Jack laughed. “Your Master Hewstere . . .”
“He’s not mine.” Joliffe caught at a new hope that shoved his spirits another notch higher. “He’s going, too, isn’t he? That’s what you’re going to tell me. That he’s going with the Thorncoffyns.”
“Seems so. Simms says he’s hired a pack-pony for tomorrow. My guess is he’s going with his golden goose.”
So she looked that way to Jack, too. Joliffe gave a single, sharp, triumphant clap of his hands. “I
knew
it! He’s surely got her believing her life depends on him and she isn’t willing to leave him behind.”
“He knows a richer pot when he sees it, that’s certain,” Jack said. “But if you’ve not heard about even that, what about this apothecary the crowner has sent for?”
“What apothecary?”
“Some apothecary he particularly trusts, I gather. He wants more confirmation of the poison, I’d guess. Besides what Sister Letice told him. Showed him.”
“How do you know about that?” Joliffe asked in surprise.
“Amice,” Jack said, sounding very satisfied with himself. “Last night.”
“Ah.”
“All night,” Jack added.
“And maybe the night before, too?” Joliffe tried, matching Jack’s light-heartedness but curious for another reason.

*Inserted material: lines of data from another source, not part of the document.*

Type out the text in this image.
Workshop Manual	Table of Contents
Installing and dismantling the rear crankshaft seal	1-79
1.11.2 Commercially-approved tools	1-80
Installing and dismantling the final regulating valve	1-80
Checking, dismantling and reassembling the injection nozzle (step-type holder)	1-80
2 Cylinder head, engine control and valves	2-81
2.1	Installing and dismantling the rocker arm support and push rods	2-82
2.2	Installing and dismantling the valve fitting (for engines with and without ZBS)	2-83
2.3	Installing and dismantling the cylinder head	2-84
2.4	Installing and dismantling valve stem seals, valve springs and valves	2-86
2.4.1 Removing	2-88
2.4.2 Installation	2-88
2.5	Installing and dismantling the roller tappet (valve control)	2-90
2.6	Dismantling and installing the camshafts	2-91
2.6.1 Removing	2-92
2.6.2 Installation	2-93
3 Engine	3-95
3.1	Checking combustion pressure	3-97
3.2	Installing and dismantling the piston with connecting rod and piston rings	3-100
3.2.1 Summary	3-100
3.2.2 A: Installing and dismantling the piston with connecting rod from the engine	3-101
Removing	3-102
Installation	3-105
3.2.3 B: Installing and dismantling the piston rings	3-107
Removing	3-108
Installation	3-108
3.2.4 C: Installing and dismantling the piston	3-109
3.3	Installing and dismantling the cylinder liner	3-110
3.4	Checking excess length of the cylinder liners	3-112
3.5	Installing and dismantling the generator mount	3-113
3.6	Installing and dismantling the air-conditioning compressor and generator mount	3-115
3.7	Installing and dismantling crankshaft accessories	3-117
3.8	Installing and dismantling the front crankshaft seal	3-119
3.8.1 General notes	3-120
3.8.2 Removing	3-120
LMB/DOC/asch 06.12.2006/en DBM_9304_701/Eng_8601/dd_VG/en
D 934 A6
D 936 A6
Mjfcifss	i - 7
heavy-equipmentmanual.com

“The night before, too,” Jack said readily. “Luckily enough, given Master Osburne was here asking if there was anyone besides myself could swear Aylton didn’t leave or come back this way that night.”
That Amice
could
swear on Jack’s behalf would have relieved Joliffe’s mind of the small shadow of suspicion about Jack that Basset had planted there, except he himself had told Jack about the bread in Aylton’s stomach and the questions it raised. Had that warned Jack he should have ready a safe account of himself for that night should the crowner ask?
There was no way to know now, and he covered his discomfiture by asking jibingly, “Does Father Richard know about this between you and Amice?”
“It’s Master Borton finding out that we worry on. There’ll be a fine to pay if he finds out before we wed.”
“It’s going to come to wedding then?”
“We mean for it to. About Martinmas, we think.”
“My best wishes for you both,” Joliffe said, meaning it fully. “But how do you know about this sent-for apothecary when no one else here does? You didn’t have
that
from Amice.”
“Simms at the stable again.”
“Who is this talkative Simms?”
“A friend from grammar school days. He comes by now and again to see if there’s anything I can’t limp to get for myself, and when he fetches me the occasional pottle of wine from the tavern, we share a cup and talk.” Jack grinned. “As we did this morning, with him wanting to hear what I could tell him about matters here and him telling me all he was hearing.”
That was one of the advantages of being familiar in a place, instead of only a stranger passing through, Joliffe thought: you could have friends who told you things you’d not hear otherwise. Come to it, being friends with Jack was now doing the same for him as Jack went on, “Seems, from a guess made from something Simms half overheard, the crowner wants this apothecary of his to look through the hospital’s medicines and all.” Jack looked suddenly worried. “Although maybe this is something that shouldn’t be passed on to the sisters, nobody supposedly knowing about it save the crowner.”
“You’re likely right,” Joliffe agreed slowly. “I’ll say nothing.” Little though he liked leaving Sister Letice to whatever suspicions Master Osburne must have about what she claimed about the poisoned ginger. Or maybe he was simply unwilling to settle for one person’s word about something if he could have two person’s, and one of them no part of this mess here. He was thorough at his work, was Master Osburne.
More than that, by all Joliffe had seen so far he was even-minded, too, looking for right answers rather than merely quick ones. Besides, what would be the point of warning the sisters about the apothecary coming? Anyone who had used anything here against Mistress Thorncoffyn—whether Sister Letice or someone else—had surely had sense enough to be rid of it, now that the crowner was involved.